Three Case Study Myths Debunked

Case Studies, also known as Success Stories, have long been used in the social sciences and in business text books. Currently some of the most influential companies – across multiple industries – use text-based case studies to market products and information. Now let’s take a cursory look at a few of the fallacies out there.

#1  Case Studies Are Out of Fashion

It’s for good reason that case studies are among the top three methods of marketing that companies use. Top performing companies. You might wonder if you should spend your marketing budget on the creation of the latest trends in marketing such as infographics and video case studies (VCSs) instead of classic text-based case studies. Infographics? Everybody loves these cool, quick sometimes quirky little snacks to grab when they don’t have time for a full meal. But as your mother told you, snacks are no replacement for meals. Video case studies? Everybody seems to love these too. Good VCSs are run at 2-3 minutes on average. Multimedia snacks – infographics and video case studies – appeal to people.
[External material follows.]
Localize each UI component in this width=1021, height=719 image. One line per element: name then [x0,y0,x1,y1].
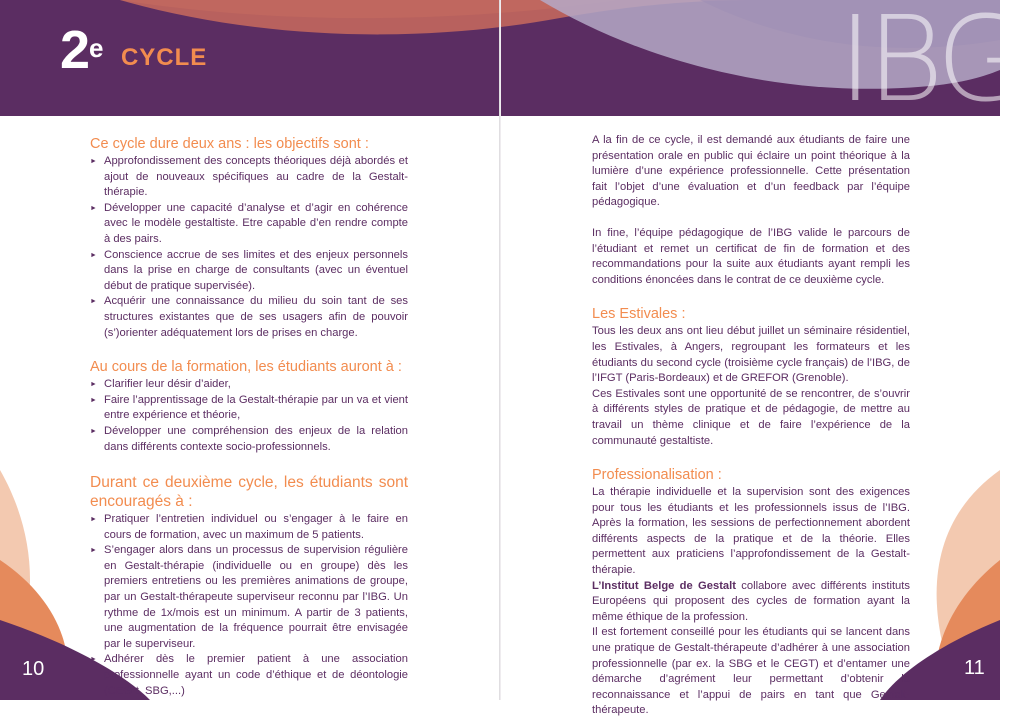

Although they are exceedingly stimulating and engaging, companies still by and large prefer the classic format of the written case study.
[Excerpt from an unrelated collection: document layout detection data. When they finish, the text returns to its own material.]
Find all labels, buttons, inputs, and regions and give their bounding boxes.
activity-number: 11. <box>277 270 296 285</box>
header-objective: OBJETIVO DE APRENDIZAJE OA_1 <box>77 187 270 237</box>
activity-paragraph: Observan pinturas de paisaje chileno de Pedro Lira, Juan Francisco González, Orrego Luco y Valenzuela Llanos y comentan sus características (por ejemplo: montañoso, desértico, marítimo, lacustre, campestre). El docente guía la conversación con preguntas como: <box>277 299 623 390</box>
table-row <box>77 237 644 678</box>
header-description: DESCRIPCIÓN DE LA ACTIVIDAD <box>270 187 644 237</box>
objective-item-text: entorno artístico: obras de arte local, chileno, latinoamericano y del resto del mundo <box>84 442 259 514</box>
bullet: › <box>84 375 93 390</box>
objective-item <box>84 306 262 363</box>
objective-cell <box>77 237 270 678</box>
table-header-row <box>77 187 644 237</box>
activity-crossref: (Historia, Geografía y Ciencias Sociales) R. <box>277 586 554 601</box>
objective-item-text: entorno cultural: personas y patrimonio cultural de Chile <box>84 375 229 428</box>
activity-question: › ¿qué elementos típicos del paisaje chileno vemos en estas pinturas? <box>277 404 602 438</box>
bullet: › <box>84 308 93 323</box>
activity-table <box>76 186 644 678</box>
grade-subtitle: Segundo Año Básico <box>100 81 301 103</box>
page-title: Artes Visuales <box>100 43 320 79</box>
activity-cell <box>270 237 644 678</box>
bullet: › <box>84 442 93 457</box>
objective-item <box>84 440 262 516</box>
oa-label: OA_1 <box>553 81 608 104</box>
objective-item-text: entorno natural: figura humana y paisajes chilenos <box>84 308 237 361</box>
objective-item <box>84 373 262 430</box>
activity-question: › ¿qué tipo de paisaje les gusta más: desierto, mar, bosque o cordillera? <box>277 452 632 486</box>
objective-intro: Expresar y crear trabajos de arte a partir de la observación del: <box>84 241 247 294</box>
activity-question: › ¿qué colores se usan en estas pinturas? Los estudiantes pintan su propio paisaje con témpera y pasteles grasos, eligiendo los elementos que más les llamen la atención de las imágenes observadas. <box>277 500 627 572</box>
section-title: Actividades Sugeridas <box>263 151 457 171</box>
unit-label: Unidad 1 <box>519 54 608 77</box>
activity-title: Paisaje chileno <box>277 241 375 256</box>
#2  People Don’t Trust Case Study Credibility

In this line of thinking, if they aren’t credible, neither are they cost-effective. In reality, it’s quite the opposite, according to Bob Bly. It turns out that readers trust that case studies are factual, whereas they tend to be skeptical of ads and view other sales literature – even podcasts and company blogs – as self-serving. “Case studies are viewed as credible, third-party endorsements that carry a high degree of believability”, states Bob.

But how is it that these customer-narrated stories have earned such a massive readership; one that spans multiple industries regardless of the type of product or service being marketed?

Heather Sloan says that because the actual user of the product or service sings the praises of its benefits, readers believe them. They believe the customer before they would the manufacturer or sales person because they resonate more with the customer. So while other types of marketing materials – brochures, sales letters, company websites, and so on – “present a (mash-up) of facts and figures, case studies have the power to pull readers into a story that vividly (illustrates) the effectiveness of the product or service.

#3  Case Studies Are Limited – They Are Only One Format

Case studies make for effective web content. But don’t stop there.  Success Story/Case Study marketing expert Casey Hibbard reports on various “ways and places where you can use a story to establish or reinforce credibility”. She offers from two to eleven types of marketing materials under five categories. Listed below, one example follows each category.

1. Building a brand

advertising

2. Marketing communications

web sites

3. Selling with stories

sales letters

4. Spinning success stories into media

     coverage

press releases

5. Telling tales to further causes

newsletters/magazines

Last Word

It’s undeniable that case studies are a strong force on the front lines. While they have been around for at least a few decades, in the past two years they have been among the top three marketing tools used by companies. And with increased buzz in recent months about the importance of story and authenticity in business, I believe case studies will gain even more traction. Lastly, although these chameleons can appear in various types of format, the classic text-based case study is still preferred by most companies.